Along the way I have been diagnosed with: various allergies, irritable bowel syndrome, thyroid related problems, sleep apnea, severe anemia, lack of exercise, and suffered a lot emotionally. It has been a long, and many times lonely road. Not feeling like I could trust my Dr. to help me made it even worse. By this time it was getting worse. I was suffering from SEVERE abdominal pain and had no energy. I was napping more than I had during my pregnancies. I was SO TIRED and it wasn't the kind of tired I could just blame on my two energetic toddlers.
I wasn't alone, and I had tons of support and wonderful friends. One of whom encouraged me to look into Functional Medicine. I was looking for a Naturopath at the time - thinking that maybe I could find answers with someone in that field of medicine. But I decided to learn more about Functional medicine and I'm glad I did. I love my new Dr.! She is kind, patient, listens, and most importantly wouldn't prescribe pain medicine to solve problems temporarily. The whole theory behind functional medicine is to get to the root of the problem. And that she did. After allergy tests, blood test and much more she recommended I try going off Wheat and start taking Iron, Vitamin D, etc... to start the healing process. She ran more tests and I slowly started to feel better. Then I started to notice how rarely I had abdominal pain.

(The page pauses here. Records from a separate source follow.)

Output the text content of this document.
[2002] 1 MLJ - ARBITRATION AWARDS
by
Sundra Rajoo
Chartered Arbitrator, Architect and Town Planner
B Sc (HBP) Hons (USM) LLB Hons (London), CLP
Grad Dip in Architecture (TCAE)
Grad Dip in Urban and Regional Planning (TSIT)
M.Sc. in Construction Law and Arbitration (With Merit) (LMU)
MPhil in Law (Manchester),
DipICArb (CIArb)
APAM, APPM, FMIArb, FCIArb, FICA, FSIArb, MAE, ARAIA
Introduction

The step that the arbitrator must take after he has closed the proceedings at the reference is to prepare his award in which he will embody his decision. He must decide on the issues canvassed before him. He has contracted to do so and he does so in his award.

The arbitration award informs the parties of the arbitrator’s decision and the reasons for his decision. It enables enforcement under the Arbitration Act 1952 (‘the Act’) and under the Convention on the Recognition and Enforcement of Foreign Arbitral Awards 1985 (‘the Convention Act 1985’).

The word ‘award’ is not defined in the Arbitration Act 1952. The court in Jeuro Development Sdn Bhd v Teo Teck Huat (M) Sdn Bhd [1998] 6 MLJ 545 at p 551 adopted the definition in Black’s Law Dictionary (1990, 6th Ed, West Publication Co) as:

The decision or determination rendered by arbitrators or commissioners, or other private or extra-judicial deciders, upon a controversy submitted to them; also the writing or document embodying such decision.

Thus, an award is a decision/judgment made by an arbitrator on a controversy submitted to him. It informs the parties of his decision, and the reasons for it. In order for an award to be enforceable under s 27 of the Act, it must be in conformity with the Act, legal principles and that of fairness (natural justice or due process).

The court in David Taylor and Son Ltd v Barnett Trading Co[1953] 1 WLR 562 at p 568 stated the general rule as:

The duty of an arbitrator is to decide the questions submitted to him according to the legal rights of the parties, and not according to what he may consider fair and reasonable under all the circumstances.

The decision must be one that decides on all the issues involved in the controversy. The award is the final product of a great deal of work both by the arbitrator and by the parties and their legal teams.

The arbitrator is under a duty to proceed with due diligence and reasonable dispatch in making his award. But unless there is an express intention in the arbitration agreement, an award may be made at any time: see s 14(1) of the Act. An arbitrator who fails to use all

Several months later I started hearing more about Celiac disease. A few people around me have it and it seemed like there were more posts to social media about it. Was this something I could have? I doubted it. I was extremely overweight, not underweight. But as I talked about it with a friend who did have Celiac disease she shared that several of her relatives were overweight when diagnosed.
Last December I finally got my answer. When I asked my Dr. to test me she was more than willing. She prepped me for the possibility that it wasn't the answer, but said it could very much be a possibility. Then I got the results. I have Celiac disease. I sat there in shock. I have to confess I was REALLY SURPRISED. Years of being tested for who knows what and all tests coming back negative had prepared me for more negatives. I think I may have cried. Then I felt overwhelmed. Could I do this? I finally had my answer - the one I'd been searching for, waiting for, praying for. Celiac disease doesn't come with a pill, or a cure - only basic instructions: stay away from gluten! But that is only part of the picture. There's actually more to it.
(Source)
At what point did I became Celiac? Or did I always suffer from it? Was it first an allergy that morphed into the disease? Will I ever know? Probably not. But one thing remains the same. I have Celiac disease and now I know about it I have hope. Hope for better health, hope for a life not spent wondering where the nearest bathroom is, hope to prevent more issues related to this disease!